RandomForestClassifier(bootstrap=True, class_weight=None, criterion='gini',
            max_depth=None, max_features='auto', max_leaf_nodes=None,
            min_impurity_split=1e-07, min_samples_leaf=1,
            min_samples_split=2, min_weight_fraction_leaf=0.0,
            n_estimators=100, n_jobs=2, oob_score=True, random_state=None,
            verbose=0, warm_start=False)

In [80]:
# Need to include sample weights when assessing accuracy now
foulforest.score(X_test, y_test, sample_weight=samp_test.values)
# accuracy of 0.95, pretty good!

0.94951172668324124

In [81]:
# Feature importances, if interestted
colsX = pd.Series(X_test.columns.values)
imps = pd.concat([colsX, pd.Series(foulforest.feature_importances_)], axis=1).reset_index()
imps.columns = ['index', 'feature', 'importance']
imps.sort_values(by='importance', ascending=0)   # Sorted by importance

Unnamed: 0,index,feature,importance
19,19,pz,0.043482
26,26,ay,0.039618
18,18,px,0.038807
21,21,z0,0.038308
20,20,x0,0.038184
31,31,type_conf,0.036789
24,24,vz0,0.036664
17,17,pfx_z,0.035451
34,34,spin_rate,0.035403
22,22,vx0,0.035306


## Random forest classification: foul T/F

The model seems pretty accurate as classifying pitches as fouls or not-fouls!

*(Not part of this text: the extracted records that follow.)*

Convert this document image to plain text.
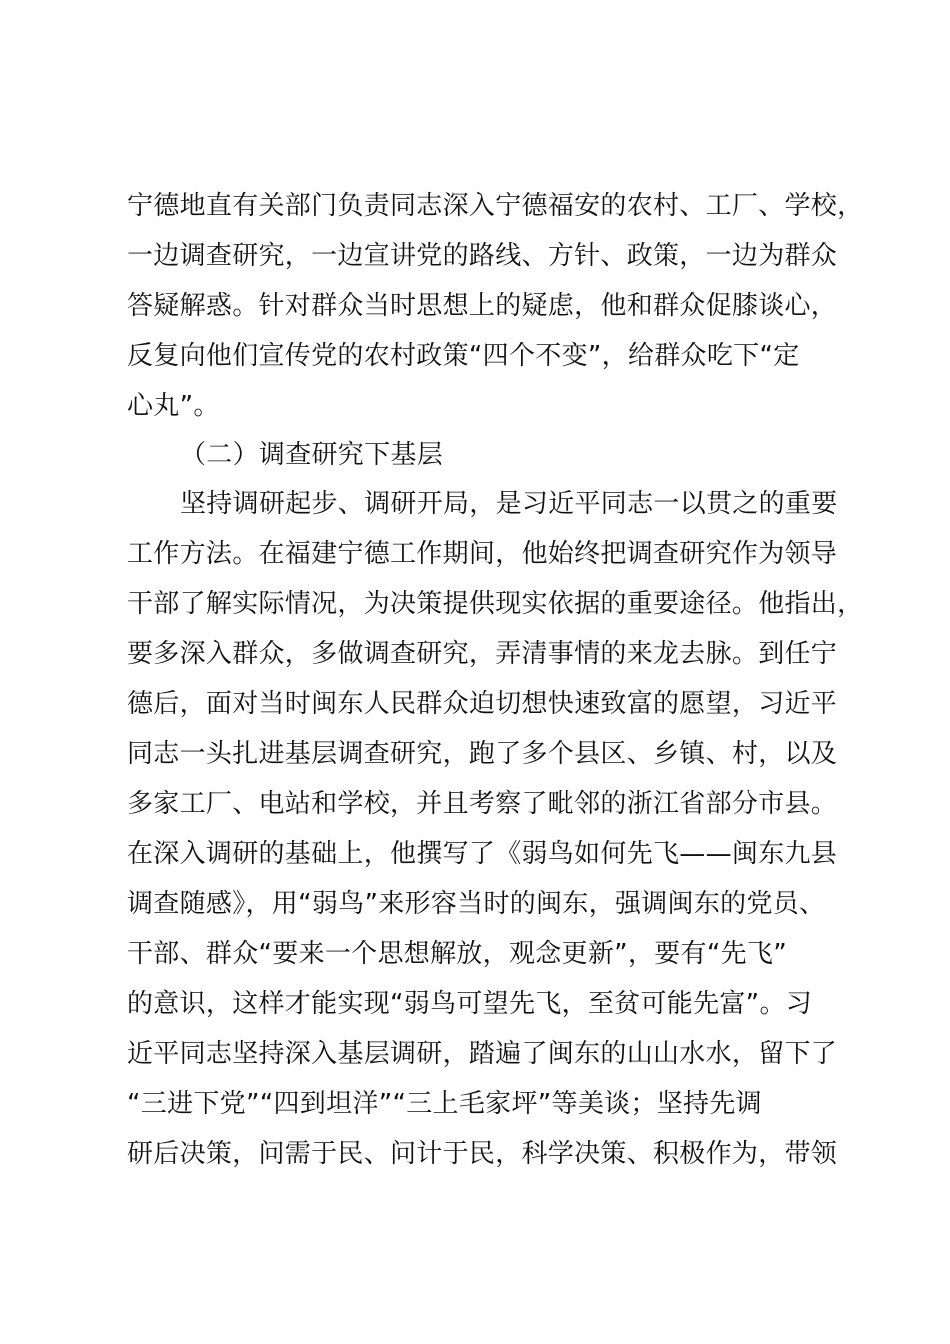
宁德地直有关部门负责同志深入宁德福安的农村、工厂、学校，
一边调查研究，一边宣讲党的路线、方针、政策，一边为群众
答疑解惑。针对群众当时思想上的疑虑，他和群众促膝谈心，
反复向他们宣传党的农村政策“四个不变”，给群众吃下“定
心丸”。
（二）调查研究下基层
坚持调研起步、调研开局，是习近平同志一以贯之的重要
工作方法。在福建宁德工作期间，他始终把调查研究作为领导
干部了解实际情况，为决策提供现实依据的重要途径。他指出，
要多深入群众，多做调查研究，弄清事情的来龙去脉。到任宁
德后，面对当时闽东人民群众迫切想快速致富的愿望，习近平
同志一头扎进基层调查研究，跑了多个县区、乡镇、村，以及
多家工厂、电站和学校，并且考察了毗邻的浙江省部分市县。
在深入调研的基础上，他撰写了《弱鸟如何先飞——闽东九县
调查随感》，用“弱鸟”来形容当时的闽东，强调闽东的党员、
干部、群众“要来一个思想解放，观念更新”，要有“先飞”
的意识，这样才能实现“弱鸟可望先飞，至贫可能先富”。习
近平同志坚持深入基层调研，踏遍了闽东的山山水水，留下了
“三进下党”“四到坦洋”“三上毛家坪”等美谈；坚持先调
研后决策，问需于民、问计于民，科学决策、积极作为，带领
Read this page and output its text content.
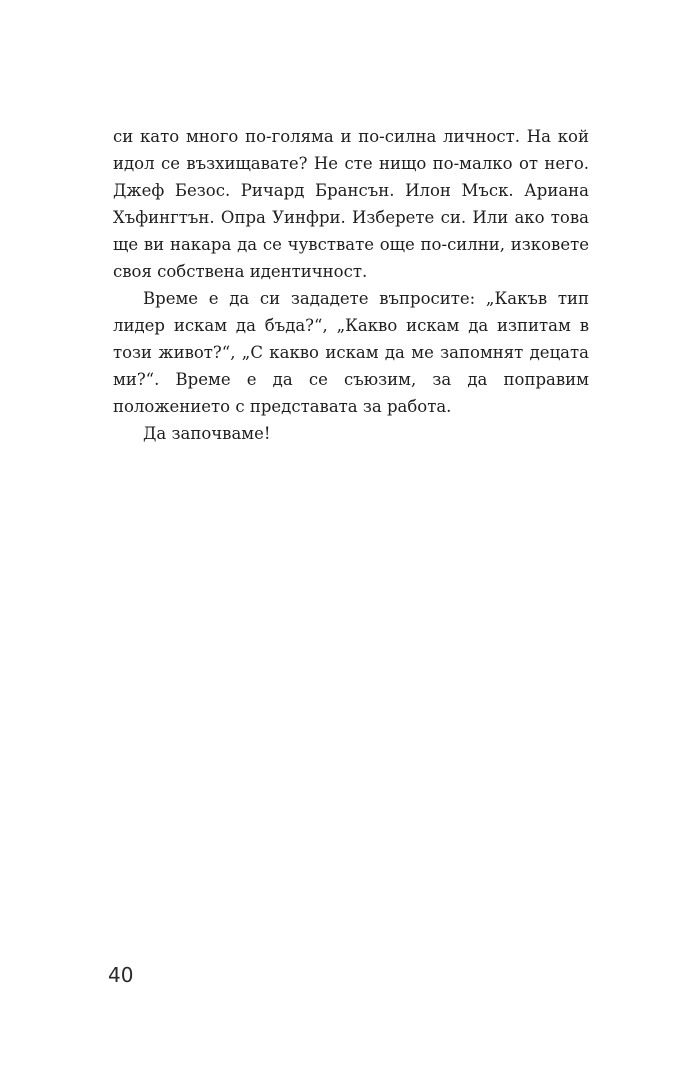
си като много по-голяма и по-силна личност. На кой идол се възхищавате? Не сте нищо по-малко от него. Джеф Безос. Ричард Брансън. Илон Мъск. Ариана Хъфингтън. Опра Уинфри. Изберете си. Или ако това ще ви накара да се чувствате още по-силни, изковете своя собствена идентичност.

Време е да си зададете въпросите: „Какъв тип лидер искам да бъда?“, „Какво искам да изпитам в този живот?“, „С какво искам да ме запомнят децата ми?“. Време е да се съюзим, за да поправим положението с представата за работа.

Да започваме!

40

However, the feature importance is not terribly informative. Location seems to matter to a small degree (px/pz).

I'm not clear how the 'ay' feature (acceleration from the pitcher's mound to home plate) substantively differs from velocity (vy0), but apparently it is much more important feature.

It may help to delve either how each individual feature affects these pitch outcomes. Coming soon!